Although athletes without a history of sports injuries showed no changes between the conditions, the excitability of central nervous system function increased when tasks were performed using vision in the injured leg among athletes with a history of sports injuries, indicating that motor guidance using visual feedback in the injured leg could lead to an increased likelihood of adjustments dominated by the excitability of central nervous system function rather than peripheral nervous functions, such as proprioception. Therefore, excessive use of visual feedback for movement guidance in the rehabilitation process may inhibit the automation (unconsciousness) of movements required in sports activities, requiring careful consideration of the feedback methods used in training.35
In addition to the assessment tools that have been used previously, the evaluation method employed in this study may serve as a useful aid in determining readiness for return to sport.

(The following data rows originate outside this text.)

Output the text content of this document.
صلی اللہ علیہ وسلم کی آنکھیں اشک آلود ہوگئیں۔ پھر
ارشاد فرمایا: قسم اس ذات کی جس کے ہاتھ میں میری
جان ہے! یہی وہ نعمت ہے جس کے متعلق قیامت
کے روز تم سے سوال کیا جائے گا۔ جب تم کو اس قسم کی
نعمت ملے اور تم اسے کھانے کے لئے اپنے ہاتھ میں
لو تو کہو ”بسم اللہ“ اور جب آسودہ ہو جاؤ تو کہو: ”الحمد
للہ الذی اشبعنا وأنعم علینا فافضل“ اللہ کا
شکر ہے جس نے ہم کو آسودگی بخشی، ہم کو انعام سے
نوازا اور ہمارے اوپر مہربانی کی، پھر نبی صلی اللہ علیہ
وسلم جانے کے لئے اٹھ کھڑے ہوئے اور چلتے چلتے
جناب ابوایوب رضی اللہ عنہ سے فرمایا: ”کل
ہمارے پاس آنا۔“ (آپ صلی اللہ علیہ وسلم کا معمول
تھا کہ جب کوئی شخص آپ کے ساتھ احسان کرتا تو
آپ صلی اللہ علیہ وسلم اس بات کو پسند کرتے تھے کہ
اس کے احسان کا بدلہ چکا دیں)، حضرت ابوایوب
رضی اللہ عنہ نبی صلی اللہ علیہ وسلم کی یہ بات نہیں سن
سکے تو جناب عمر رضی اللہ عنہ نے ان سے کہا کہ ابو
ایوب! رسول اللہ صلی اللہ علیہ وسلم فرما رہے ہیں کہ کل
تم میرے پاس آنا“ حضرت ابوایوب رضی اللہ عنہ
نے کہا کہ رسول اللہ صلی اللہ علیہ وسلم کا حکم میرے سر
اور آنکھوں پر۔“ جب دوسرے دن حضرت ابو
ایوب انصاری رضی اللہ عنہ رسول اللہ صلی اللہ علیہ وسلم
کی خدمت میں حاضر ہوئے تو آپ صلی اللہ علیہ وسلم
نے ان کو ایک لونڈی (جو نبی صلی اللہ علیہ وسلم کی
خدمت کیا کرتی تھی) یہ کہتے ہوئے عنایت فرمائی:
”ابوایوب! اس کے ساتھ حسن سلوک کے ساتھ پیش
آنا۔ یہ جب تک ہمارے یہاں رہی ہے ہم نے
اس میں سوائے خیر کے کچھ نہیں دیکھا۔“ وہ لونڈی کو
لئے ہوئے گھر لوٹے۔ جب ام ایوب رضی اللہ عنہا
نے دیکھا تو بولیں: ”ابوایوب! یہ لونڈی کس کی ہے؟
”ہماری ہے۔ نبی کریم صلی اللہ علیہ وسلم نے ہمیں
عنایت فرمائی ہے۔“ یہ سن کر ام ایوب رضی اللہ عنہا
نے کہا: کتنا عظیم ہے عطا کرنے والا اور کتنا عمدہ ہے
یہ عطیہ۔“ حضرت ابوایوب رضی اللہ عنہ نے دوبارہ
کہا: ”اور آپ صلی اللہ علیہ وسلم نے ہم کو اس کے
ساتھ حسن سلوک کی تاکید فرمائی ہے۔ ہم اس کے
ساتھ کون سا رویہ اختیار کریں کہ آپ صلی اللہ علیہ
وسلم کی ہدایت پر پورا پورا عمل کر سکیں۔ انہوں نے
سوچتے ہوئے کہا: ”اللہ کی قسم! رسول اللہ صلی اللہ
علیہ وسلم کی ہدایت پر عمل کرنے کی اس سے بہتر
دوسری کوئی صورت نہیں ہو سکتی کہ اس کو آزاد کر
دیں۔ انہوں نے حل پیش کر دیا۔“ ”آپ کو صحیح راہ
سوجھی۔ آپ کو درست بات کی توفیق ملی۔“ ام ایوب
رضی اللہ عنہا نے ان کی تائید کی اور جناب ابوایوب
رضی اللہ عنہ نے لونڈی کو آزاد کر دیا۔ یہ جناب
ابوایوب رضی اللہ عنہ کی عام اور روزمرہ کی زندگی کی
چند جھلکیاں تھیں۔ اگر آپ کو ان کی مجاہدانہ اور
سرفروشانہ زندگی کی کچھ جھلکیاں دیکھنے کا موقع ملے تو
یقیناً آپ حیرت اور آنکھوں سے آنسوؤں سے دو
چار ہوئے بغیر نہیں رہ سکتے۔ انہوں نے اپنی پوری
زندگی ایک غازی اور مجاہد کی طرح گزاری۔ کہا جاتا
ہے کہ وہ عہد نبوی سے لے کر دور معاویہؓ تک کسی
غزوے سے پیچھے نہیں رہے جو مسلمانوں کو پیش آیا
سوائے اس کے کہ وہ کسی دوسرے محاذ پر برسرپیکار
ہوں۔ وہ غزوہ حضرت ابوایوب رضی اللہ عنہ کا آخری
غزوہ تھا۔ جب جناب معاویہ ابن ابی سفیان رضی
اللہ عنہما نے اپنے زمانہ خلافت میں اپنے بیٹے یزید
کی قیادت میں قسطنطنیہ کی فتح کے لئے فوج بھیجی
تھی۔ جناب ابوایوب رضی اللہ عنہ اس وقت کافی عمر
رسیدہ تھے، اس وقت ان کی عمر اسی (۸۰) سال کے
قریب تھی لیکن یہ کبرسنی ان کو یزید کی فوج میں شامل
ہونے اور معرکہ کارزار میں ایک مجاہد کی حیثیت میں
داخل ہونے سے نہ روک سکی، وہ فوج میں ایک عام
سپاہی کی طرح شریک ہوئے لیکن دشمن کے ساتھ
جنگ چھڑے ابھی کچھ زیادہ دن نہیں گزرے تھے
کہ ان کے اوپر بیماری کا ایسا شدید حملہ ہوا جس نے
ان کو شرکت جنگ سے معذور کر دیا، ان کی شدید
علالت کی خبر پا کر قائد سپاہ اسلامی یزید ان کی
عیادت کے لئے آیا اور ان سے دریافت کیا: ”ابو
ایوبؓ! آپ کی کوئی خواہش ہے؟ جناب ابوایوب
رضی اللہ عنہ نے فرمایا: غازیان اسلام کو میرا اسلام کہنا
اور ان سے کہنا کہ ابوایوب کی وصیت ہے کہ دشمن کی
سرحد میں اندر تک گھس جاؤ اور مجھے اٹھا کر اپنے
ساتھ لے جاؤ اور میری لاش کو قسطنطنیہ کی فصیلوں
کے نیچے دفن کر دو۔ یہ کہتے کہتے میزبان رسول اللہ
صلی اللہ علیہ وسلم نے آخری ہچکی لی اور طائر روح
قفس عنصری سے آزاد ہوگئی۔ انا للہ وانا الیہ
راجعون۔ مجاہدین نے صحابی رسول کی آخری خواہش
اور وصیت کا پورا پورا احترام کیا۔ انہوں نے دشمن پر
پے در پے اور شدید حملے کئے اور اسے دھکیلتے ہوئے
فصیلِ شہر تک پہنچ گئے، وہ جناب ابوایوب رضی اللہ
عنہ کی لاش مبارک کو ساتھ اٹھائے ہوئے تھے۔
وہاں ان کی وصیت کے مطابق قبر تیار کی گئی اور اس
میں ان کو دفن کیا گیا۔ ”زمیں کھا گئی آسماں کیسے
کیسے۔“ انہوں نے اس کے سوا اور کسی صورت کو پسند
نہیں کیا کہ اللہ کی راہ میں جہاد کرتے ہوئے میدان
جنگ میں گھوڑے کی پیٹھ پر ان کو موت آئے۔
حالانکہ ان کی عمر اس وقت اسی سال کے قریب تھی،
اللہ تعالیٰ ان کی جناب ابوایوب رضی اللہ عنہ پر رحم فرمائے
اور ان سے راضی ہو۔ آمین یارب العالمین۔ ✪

However, this study had several limitations, including a small sample size and heterogeneity in the types of sports-related injuries. Moreover, due to the limited number of participants, it was not possible to analyze differences between the dominant and non-dominant limbs. Therefore, future studies should aim to increase the sample size and address these limitations to further advance this line of research.
CONCLUSION
The results of this study indicate that athletes with a history of sports injuries can achieve finer motor adjustments using visual feedback, facilitated by increased excitability of higher central nervous system functions. However, an over-reliance on visual feedback may persistently involve higher central nervous system functions, potentially hindering the automation (or unconscious execution) of movements.
Disclosures
This work was supported by the Special Research Grant from Hokuriku University for the 2024 academic year.
ACKNOWLEDGEMENTS
The authors would like to thank Hokuriku University for the support through the 2024 Special Research Grant.